Reverend E.D. Mondaine leads the Portland chapter of the NAACP.
Several men and women are accusing him of sexual, physical or emotional abuse, beginning two decades ago. The Portland Mercury first reported the allegations and detailed the stories of several victims.
In the wake of civil unrest in Portland following the death of George Floyd this spring, Mondaine often stood front and center at rallies and marches, decrying racism. He gained national notoriety with an op-ed in the Washington Post about the ongoing protests.
KGW spoke to one of the men accusing Mondaine of sexual abuse while attending his Portland church. The man did not want to use his real name publicly, instead using the name "Ray."
"For him to represent them it was harder to bear seeing that than it is to hold the secret anymore," Ray said.
The Mercury story also detailed the stories of two other victims with similar stories as Ray. All three alleged Mondaine repeatedly sexually, physically and emotionally abused them in the 1990s and 2000s.
"We had to see his face on TV, we had to start seeing him lauded as some great man, some hero, some kind person and be drug through our trauma again and again and to be powerless against him," Ray said.
After enduring a traumatic childhood in which he was abused, Ray said he found the church in which Mondaine was - and remains - head pastor, Celebration Tabernacle.
Ray ended up living and working with Mondaine for years. He says he was never paid and lived off tips from the restaurant Mondaine ran for a dozen years.
From ages 17 to 29 Ray said Mondaine sexually, physically, psychologically and emotionally abused him.
"For a man like him with a congregation and all this power to put his attention on you, then over time to build you up ... He would say things like I was going to be the one after he died to usher the church into the end times," Ray said.
He alleges Mondaine would use scripture and his position of power in the church to manipulate him, telling Ray that he was built to endure the abuse.
"How the abuse I went through is what makes me strong enough to endure his weakness, because he would talk about this as being his weakness," Ray said.
"When you believe it's God speaking, when you truly believe in God and believe this is the word of God, everything is justifiable," he added.
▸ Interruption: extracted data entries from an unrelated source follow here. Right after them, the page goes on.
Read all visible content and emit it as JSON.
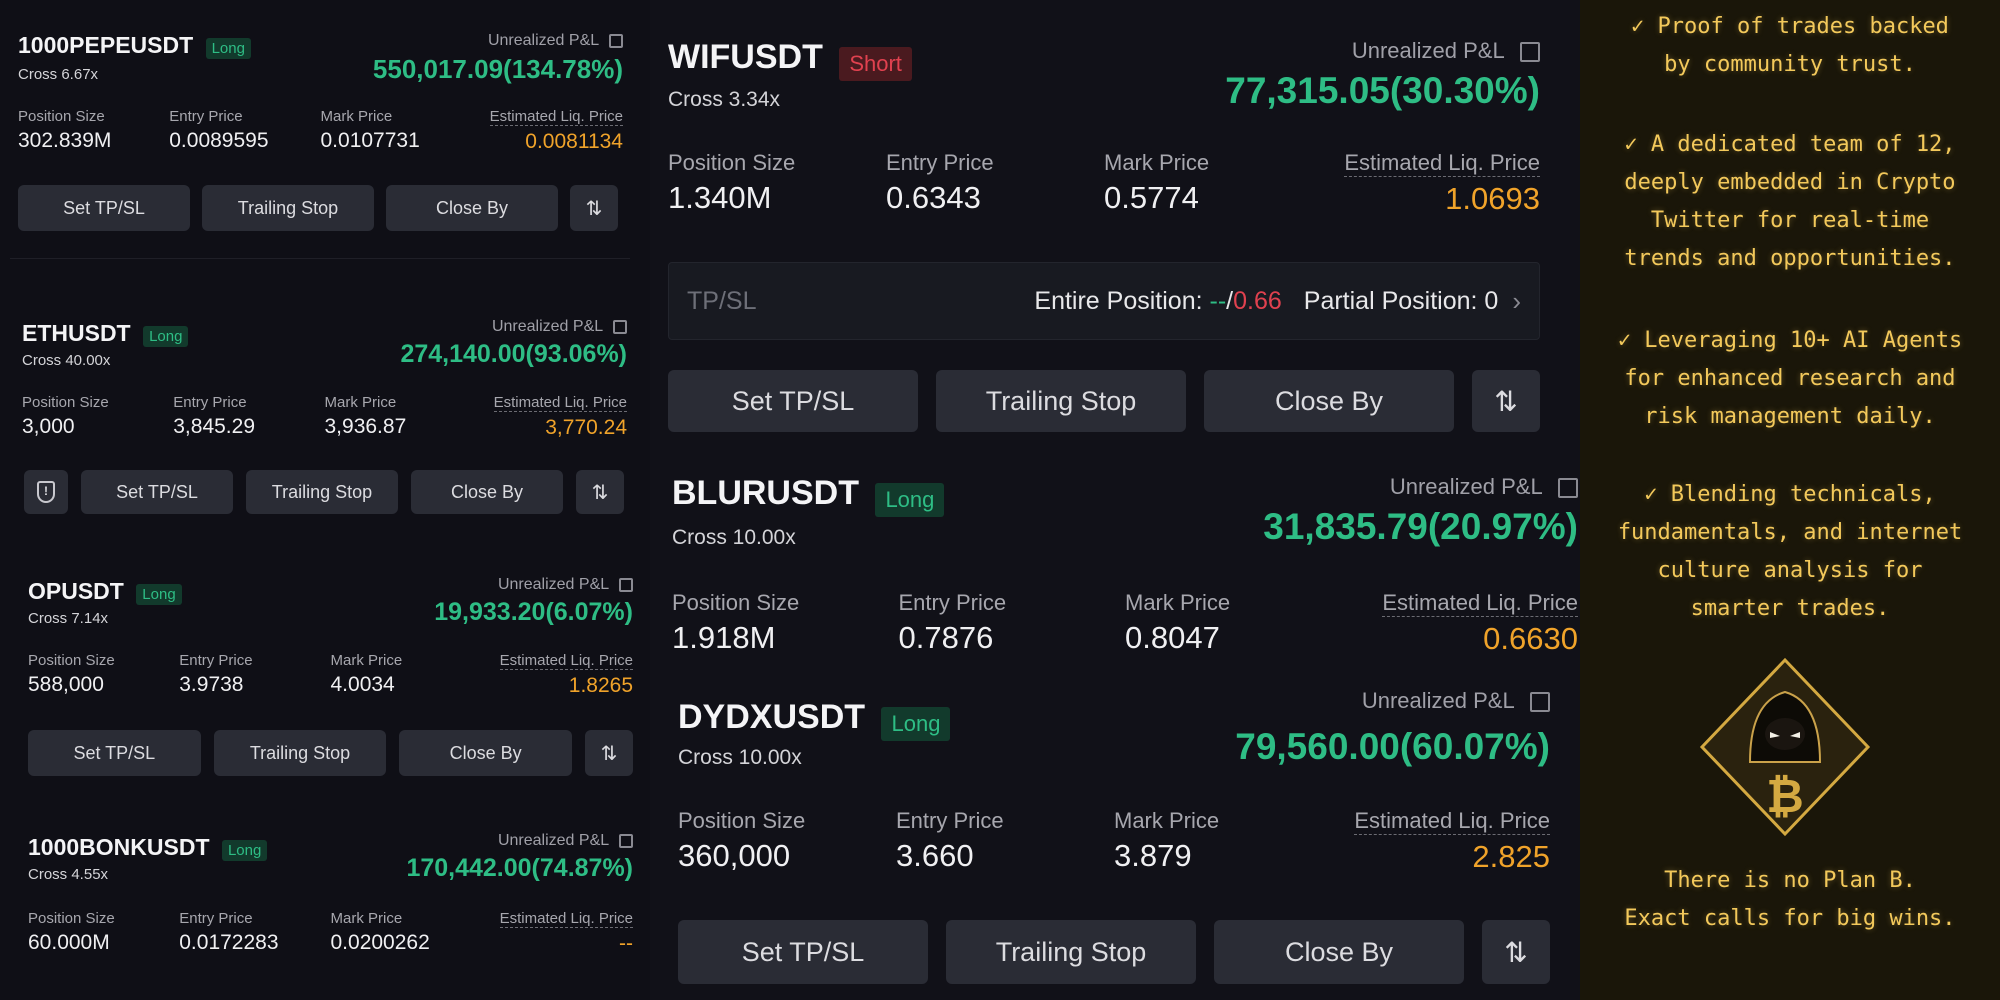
{
  "left_positions": [
    {
      "symbol": "1000PEPEUSDT",
      "side": "Long",
      "cross": "Cross 6.67x",
      "pnl_label": "Unrealized P&L",
      "pnl_value": "550,017.09(134.78%)",
      "stats": [
        {
          "label": "Position Size",
          "value": "302.839M"
        },
        {
          "label": "Entry Price",
          "value": "0.0089595"
        },
        {
          "label": "Mark Price",
          "value": "0.0107731"
        },
        {
          "label": "Estimated Liq. Price",
          "value": "0.0081134"
        }
      ],
      "buttons": [
        "Set TP/SL",
        "Trailing Stop",
        "Close By"
      ]
    },
    {
      "symbol": "ETHUSDT",
      "side": "Long",
      "cross": "Cross 40.00x",
      "pnl_label": "Unrealized P&L",
      "pnl_value": "274,140.00(93.06%)",
      "stats": [
        {
          "label": "Position Size",
          "value": "3,000"
        },
        {
          "label": "Entry Price",
          "value": "3,845.29"
        },
        {
          "label": "Mark Price",
          "value": "3,936.87"
        },
        {
          "label": "Estimated Liq. Price",
          "value": "3,770.24"
        }
      ],
      "buttons": [
        "Set TP/SL",
        "Trailing Stop",
        "Close By"
      ]
    },
    {
      "symbol": "OPUSDT",
      "side": "Long",
      "cross": "Cross 7.14x",
      "pnl_label": "Unrealized P&L",
      "pnl_value": "19,933.20(6.07%)",
      "stats": [
        {
          "label": "Position Size",
          "value": "588,000"
        },
        {
          "label": "Entry Price",
          "value": "3.9738"
        },
        {
          "label": "Mark Price",
          "value": "4.0034"
        },
        {
          "label": "Estimated Liq. Price",
          "value": "1.8265"
        }
      ],
      "buttons": [
        "Set TP/SL",
        "Trailing Stop",
        "Close By"
      ]
    },
    {
      "symbol": "1000BONKUSDT",
      "side": "Long",
      "cross": "Cross 4.55x",
      "pnl_label": "Unrealized P&L",
      "pnl_value": "170,442.00(74.87%)",
      "stats": [
        {
          "label": "Position Size",
          "value": "60.000M"
        },
        {
          "label": "Entry Price",
          "value": "0.0172283"
        },
        {
          "label": "Mark Price",
          "value": "0.0200262"
        },
        {
          "label": "Estimated Liq. Price",
          "value": "--"
        }
      ]
    }
  ],
  "mid_positions": [
    {
      "symbol": "WIFUSDT",
      "side": "Short",
      "cross": "Cross 3.34x",
      "pnl_label": "Unrealized P&L",
      "pnl_value": "77,315.05(30.30%)",
      "stats": [
        {
          "label": "Position Size",
          "value": "1.340M"
        },
        {
          "label": "Entry Price",
          "value": "0.6343"
        },
        {
          "label": "Mark Price",
          "value": "0.5774"
        },
        {
          "label": "Estimated Liq. Price",
          "value": "1.0693"
        }
      ],
      "tpsl": {
        "label": "TP/SL",
        "entire_label": "Entire Position:",
        "entire_tp": "--",
        "entire_slash": "/",
        "entire_sl": "0.66",
        "partial": "Partial Position: 0"
      },
      "buttons": [
        "Set TP/SL",
        "Trailing Stop",
        "Close By"
      ]
    },
    {
      "symbol": "BLURUSDT",
      "side": "Long",
      "cross": "Cross 10.00x",
      "pnl_label": "Unrealized P&L",
      "pnl_value": "31,835.79(20.97%)",
      "stats": [
        {
          "label": "Position Size",
          "value": "1.918M"
        },
        {
          "label": "Entry Price",
          "value": "0.7876"
        },
        {
          "label": "Mark Price",
          "value": "0.8047"
        },
        {
          "label": "Estimated Liq. Price",
          "value": "0.6630"
        }
      ]
    },
    {
      "symbol": "DYDXUSDT",
      "side": "Long",
      "cross": "Cross 10.00x",
      "pnl_label": "Unrealized P&L",
      "pnl_value": "79,560.00(60.07%)",
      "stats": [
        {
          "label": "Position Size",
          "value": "360,000"
        },
        {
          "label": "Entry Price",
          "value": "3.660"
        },
        {
          "label": "Mark Price",
          "value": "3.879"
        },
        {
          "label": "Estimated Liq. Price",
          "value": "2.825"
        }
      ],
      "buttons": [
        "Set TP/SL",
        "Trailing Stop",
        "Close By"
      ]
    }
  ],
  "promo": {
    "p1": [
      "✓ Proof of trades backed",
      "by community trust."
    ],
    "p2": [
      "✓ A dedicated team of 12,",
      "deeply embedded in Crypto",
      "Twitter for real-time",
      "trends and opportunities."
    ],
    "p3": [
      "✓ Leveraging 10+ AI Agents",
      "for enhanced research and",
      "risk management daily."
    ],
    "p4": [
      "✓ Blending technicals,",
      "fundamentals, and internet",
      "culture analysis for",
      "smarter trades."
    ],
    "tagline": [
      "There is no Plan B.",
      "Exact calls for big wins."
    ],
    "logo_icon": "hooded-bitcoin-logo",
    "accent": "#f3c95b"
  },
  "colors": {
    "green": "#2ebd85",
    "red": "#e0414f",
    "orange": "#f0a32a",
    "button_bg": "#2a2c35"
  }
}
He says Mondaine removed him from family and friends gradually over time until he realized all he had left in life was the church.
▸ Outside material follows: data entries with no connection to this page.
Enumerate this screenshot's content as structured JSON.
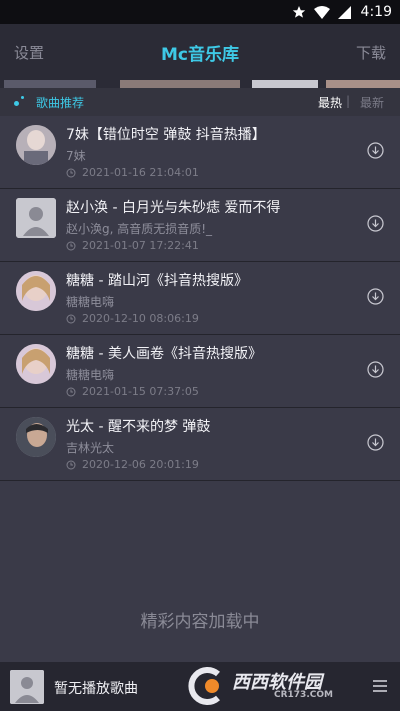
{
  "status_bar": {
    "time": "4:19"
  },
  "header": {
    "left_label": "设置",
    "title": "Mc音乐库",
    "right_label": "下载"
  },
  "section": {
    "title": "歌曲推荐",
    "sort_hot": "最热",
    "sort_separator": "|",
    "sort_new": "最新"
  },
  "songs": [
    {
      "title": "7妹【错位时空 弹鼓 抖音热播】",
      "artist": "7妹",
      "time": "2021-01-16 21:04:01",
      "avatar": "photo"
    },
    {
      "title": "赵小涣 - 白月光与朱砂痣 爱而不得",
      "artist": "赵小涣g,     高音质无损音质!_",
      "time": "2021-01-07 17:22:41",
      "avatar": "placeholder"
    },
    {
      "title": "糖糖 - 踏山河《抖音热搜版》",
      "artist": "糖糖电嗨",
      "time": "2020-12-10 08:06:19",
      "avatar": "photo"
    },
    {
      "title": "糖糖 - 美人画卷《抖音热搜版》",
      "artist": "糖糖电嗨",
      "time": "2021-01-15 07:37:05",
      "avatar": "photo"
    },
    {
      "title": "光太 - 醒不来的梦 弹鼓",
      "artist": "吉林光太",
      "time": "2020-12-06 20:01:19",
      "avatar": "photo"
    }
  ],
  "loading_text": "精彩内容加载中",
  "player": {
    "now_playing": "暂无播放歌曲"
  },
  "watermark": {
    "brand": "西西软件园",
    "domain": "CR173.COM"
  },
  "colors": {
    "accent": "#3ec9e6",
    "background": "#3a3a48",
    "header": "#2b2b36"
  }
}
"When you have all those things stripped from you and paired with this over-the-top sense of destiny that he would keep harping and pushing and knowing there were all these other people suffering, leaving was incredibly difficult," he explained.
When he finally left the church and Mondaine's home, Ray says he had nothing.
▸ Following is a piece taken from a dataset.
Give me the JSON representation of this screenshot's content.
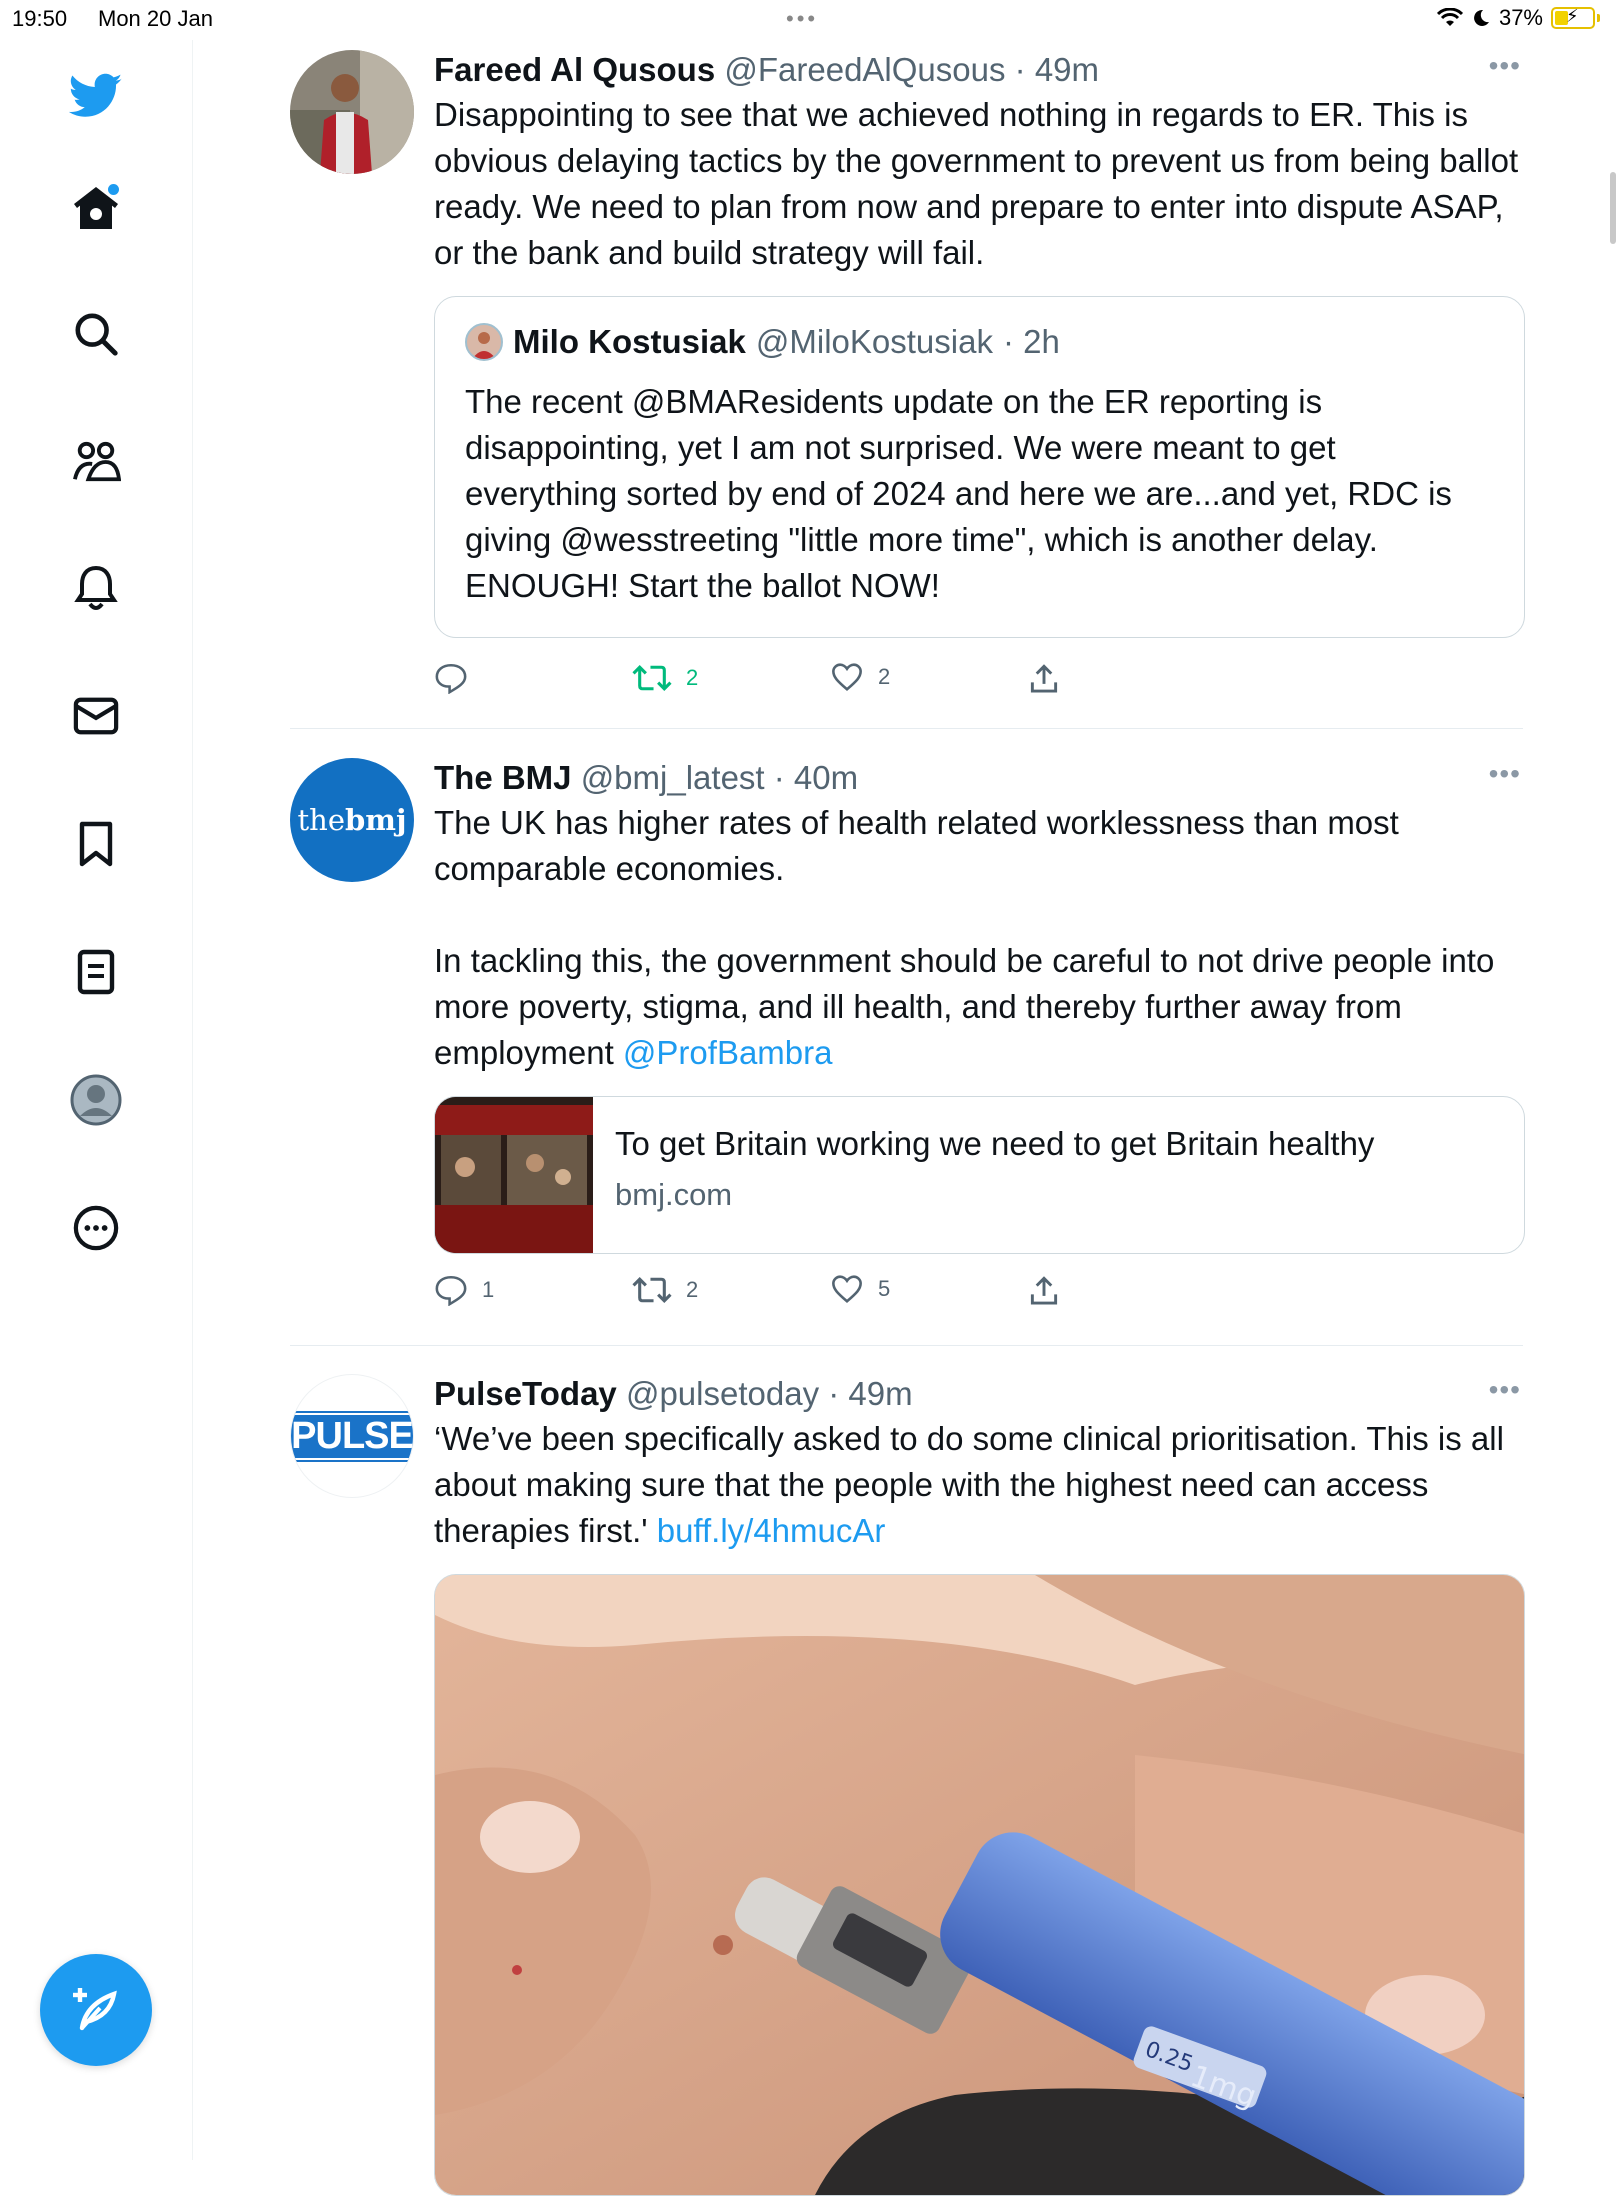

"It wasn't just the sexual abuse, it wasn't just being locked in the ["prayer"] closet, it wasn't just the physical abuse. It was the destruction of my faith," Ray said through tears.
Ray says he spoke to law enforcement shortly after the alleged abuse but wasn't ready to come forward with allegations alone. In speaking with attorneys a few years later they informed him he didn't have criminal options because of the time that had elapsed and lack of substantial evidence.
The Portland Mercury reports several other former members of the church, including women, also came forward with stories of psychological, emotional or verbal abuse at Mondaine's hands.
Mondaine denied the allegations against him during a Zoom call with reporters Thursday. He referred to the article as reading "like pages in a horror novel."
"I submit to you it would be pointless in trying to defend such egregious allegations. However, I must tell you those allegations as presented bear no truth," Mondaine told reporters.
Despite denying he abused anyone, Mondaine said he will not seek re-election next month to continue leading the local chapter of the NAACP. He said he will see his obligations through until then.
He called the allegations unfounded and said they stem from a decades-old old relationship he was part of that ended poorly and rocked his church congregation, although he did not elaborate on what he meant by that.
Mondaine didn't take questions on the call. He said the allegations distract from the fight against racism and are an example of "cancel culture."
"Which seeks to destroy anyone that don't fall in line with their message," he added.